Interreligious Engagement Project and Interreligious Insight
Visit www.iep21.org. Several of you have asked about the journal Interreligious Insight. In the US, the main contact for the journal is Jim Kinney. Among other things, Jim runs the Interreligious Engagement Project: A Network for the 21st Century. IEP21, as it is called for short, "works to further the engagement of religious and spiritual communities around the world with each other, with secular agencies, and - most of all - with the critical issues facing the planetary community in the early 21st century."

Youth in Peace Education
Visit here. Patrice Brodeur, a former staff member, current consultant, and long-time friend of Religions for Peace, has been spent much of the past year as a Rockefeller visiting fellow at the Joan B. Kroc Institute for International Peace Studies at Notre Dame. Among other duties, the Canadian native helped to organize a curriculum aimed at teaching young people how to communicate and build peace with persons of other faith traditions. With a diverse team and support from the United States Institute of Peace (www.usip.org), Patrice and colleague created a new web portal that will: 1) collect existing curricula about religious "others," 2) make available an e-learning global certificate program, 3) map the history of the modern interreligious movement, and 4) develop a network that will both share and use the information on the site. It is called Youth in Peace Education.
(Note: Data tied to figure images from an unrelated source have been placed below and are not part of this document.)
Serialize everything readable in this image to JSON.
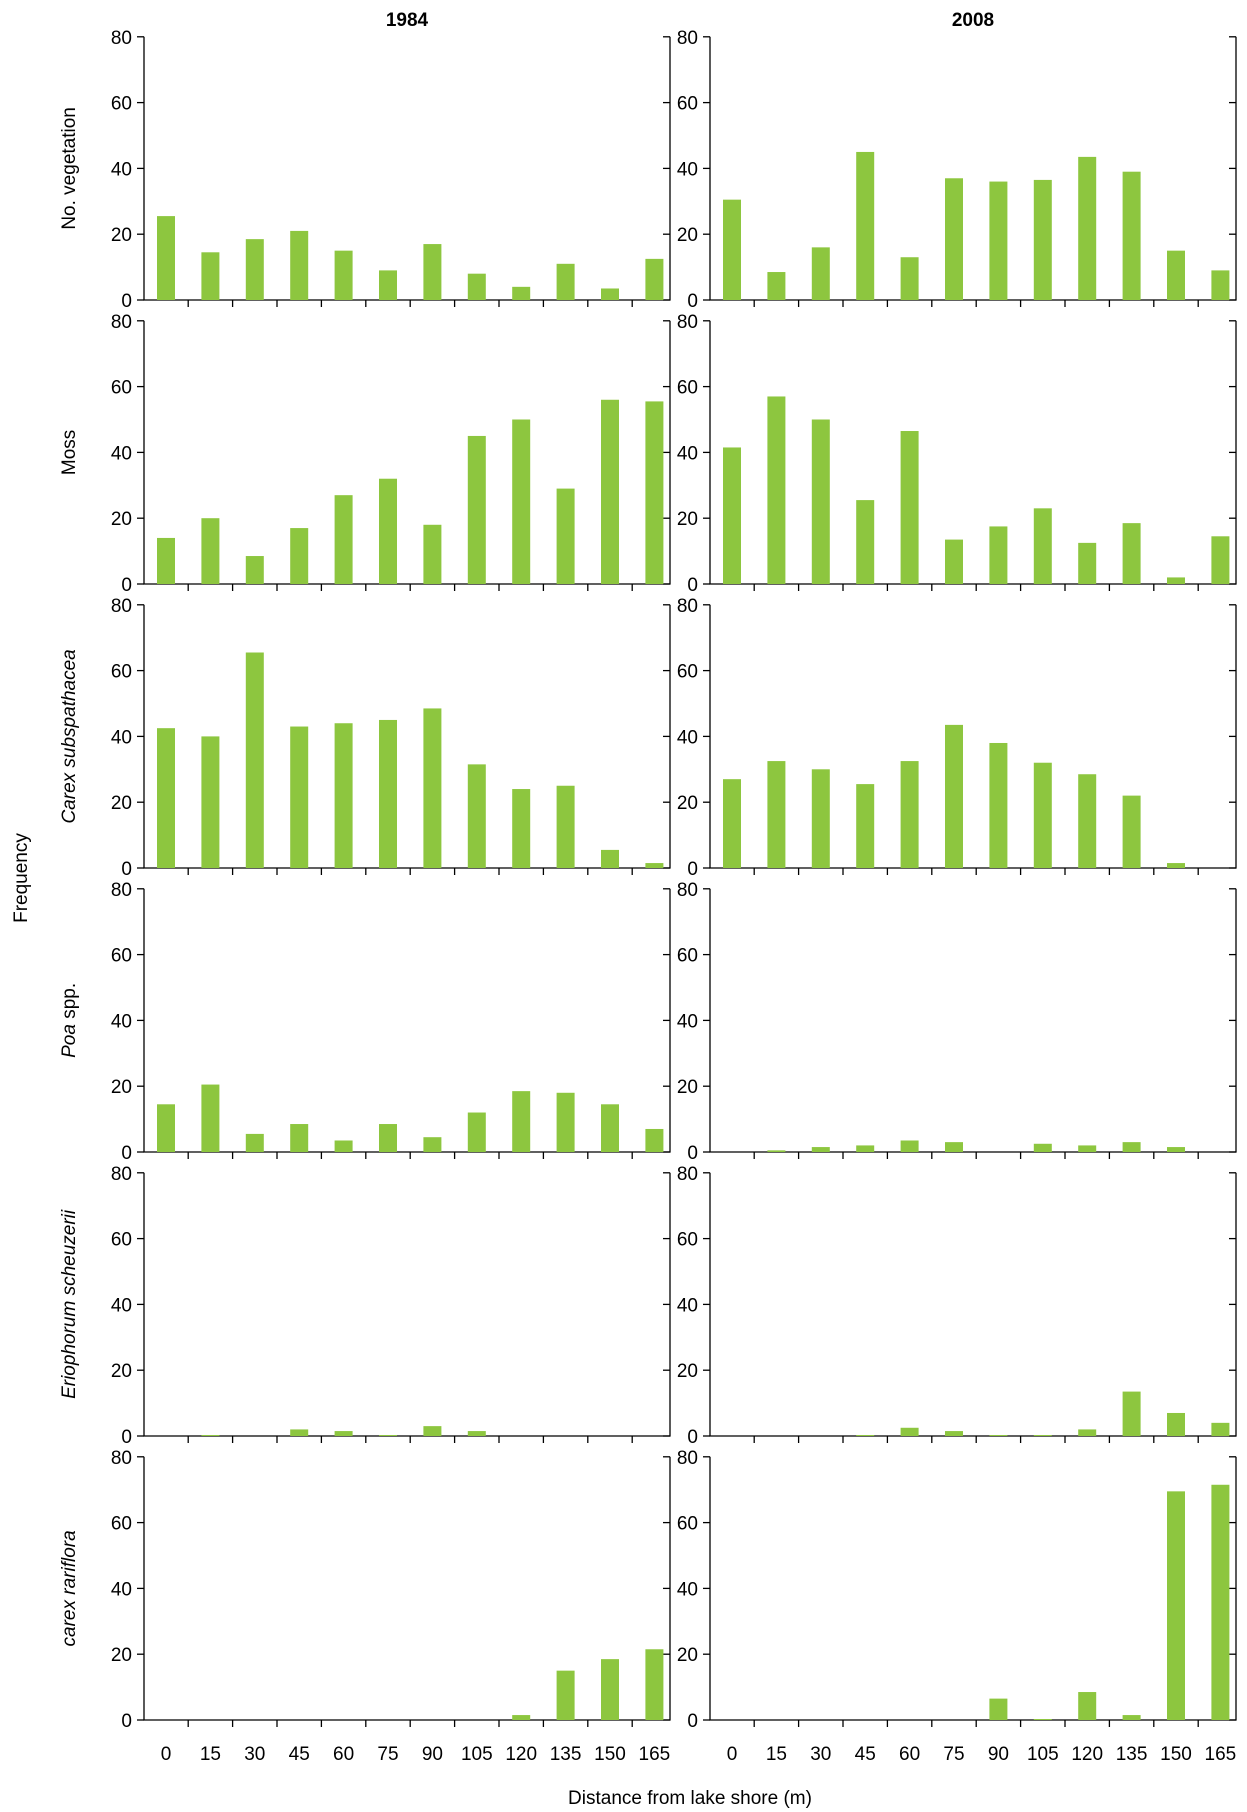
{
  "chart_data": {
    "type": "bar",
    "columns": [
      "1984",
      "2008"
    ],
    "rows": [
      {
        "label": "No. vegetation",
        "italic": false
      },
      {
        "label": "Moss",
        "italic": false
      },
      {
        "label": "Carex subspathacea",
        "italic": true
      },
      {
        "label": "Poa spp.",
        "italic": true,
        "italic_part": "Poa",
        "plain_part": " spp."
      },
      {
        "label": "Eriophorum scheuzerii",
        "italic": true
      },
      {
        "label": "carex rariflora",
        "italic": true
      }
    ],
    "categories": [
      "0",
      "15",
      "30",
      "45",
      "60",
      "75",
      "90",
      "105",
      "120",
      "135",
      "150",
      "165"
    ],
    "ylim": [
      0,
      80
    ],
    "yticks": [
      0,
      20,
      40,
      60,
      80
    ],
    "xlabel": "Distance from lake shore (m)",
    "ylabel": "Frequency",
    "bar_color": "#8dc63f",
    "panels": [
      {
        "row": 0,
        "col": 0,
        "values": [
          25.5,
          14.5,
          18.5,
          21,
          15,
          9,
          17,
          8,
          4,
          11,
          3.5,
          12.5
        ]
      },
      {
        "row": 0,
        "col": 1,
        "values": [
          30.5,
          8.5,
          16,
          45,
          13,
          37,
          36,
          36.5,
          43.5,
          39,
          15,
          9
        ]
      },
      {
        "row": 1,
        "col": 0,
        "values": [
          14,
          20,
          8.5,
          17,
          27,
          32,
          18,
          45,
          50,
          29,
          56,
          55.5
        ]
      },
      {
        "row": 1,
        "col": 1,
        "values": [
          41.5,
          57,
          50,
          25.5,
          46.5,
          13.5,
          17.5,
          23,
          12.5,
          18.5,
          2,
          14.5
        ]
      },
      {
        "row": 2,
        "col": 0,
        "values": [
          42.5,
          40,
          65.5,
          43,
          44,
          45,
          48.5,
          31.5,
          24,
          25,
          5.5,
          1.5
        ]
      },
      {
        "row": 2,
        "col": 1,
        "values": [
          27,
          32.5,
          30,
          25.5,
          32.5,
          43.5,
          38,
          32,
          28.5,
          22,
          1.5,
          0
        ]
      },
      {
        "row": 3,
        "col": 0,
        "values": [
          14.5,
          20.5,
          5.5,
          8.5,
          3.5,
          8.5,
          4.5,
          12,
          18.5,
          18,
          14.5,
          7
        ]
      },
      {
        "row": 3,
        "col": 1,
        "values": [
          0,
          0.5,
          1.5,
          2,
          3.5,
          3,
          0,
          2.5,
          2,
          3,
          1.5,
          0
        ]
      },
      {
        "row": 4,
        "col": 0,
        "values": [
          0,
          0.3,
          0,
          2,
          1.5,
          0.3,
          3,
          1.5,
          0,
          0,
          0,
          0
        ]
      },
      {
        "row": 4,
        "col": 1,
        "values": [
          0,
          0,
          0,
          0.3,
          2.5,
          1.5,
          0.3,
          0.3,
          2,
          13.5,
          7,
          4
        ]
      },
      {
        "row": 5,
        "col": 0,
        "values": [
          0,
          0,
          0,
          0,
          0,
          0,
          0,
          0,
          1.5,
          15,
          18.5,
          21.5
        ]
      },
      {
        "row": 5,
        "col": 1,
        "values": [
          0,
          0,
          0,
          0,
          0,
          0,
          6.5,
          0.3,
          8.5,
          1.5,
          69.5,
          71.5
        ]
      }
    ]
  }
}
When It's All Over But The Shooting...
Visit here. Dirk Ficca, Executive Director for the Council for the Parliament of the World Religions, offered a "dark," but "provocative" keynote speech at the joint meeting of the North American Interfaith Network and the United Religions Initiative's North American region recently. In it he explores the struggle to create a more just, more peaceful, and more sustainable world, and he poses four questions:

  1. How can we be in service to a movement for a better world in ways that are always larger than our own organizational or institutional concerns?
  2. How can we tap into the convictions and ethos of religious and spiritual communities?
  3. How can we speak to moral and spiritual yearnings of people?
  4. How can we use hope as a vehicle for inspiration and change?

Eco-Building?
Okay, we normally recommend books, CDs, projects, or speeches to you. But why not a building? Our Quaker friends in D.C. decided that their building could speak volumes about who they are and what they stand for - namely, a better environment. They designed their new Friends Committee on National Legisislation (FCNL) headquarters with just that in mind. It re-opened in late September.

Welcoming visitors, they say, "We've added features like a green roof, an outdoor garden, geothermal heating and yet managed to keep some of the historic, Civil War-era walls and other features." See the web tour if you want to learn more. Please visit here.

Food For Thought

October 10, 2005 marks Columbus Day and November is National Native American and Alaskan Native Heritage Month

How can you buy or sell the sky, the warmth of the land? The idea is strange to us. If we do not own the freshness of the air and the sparkle of the water, how can you buy them? Every part of the earth is sacred to my people.

Seattle (c. 1784-1866), Native American chief of the Dwamish, Suquamish, and allied Indian tribes. Letter, 1854, to President Franklin Pierce in Brother Eagle, Sister Sky: A Message from Chief Seattle (1990).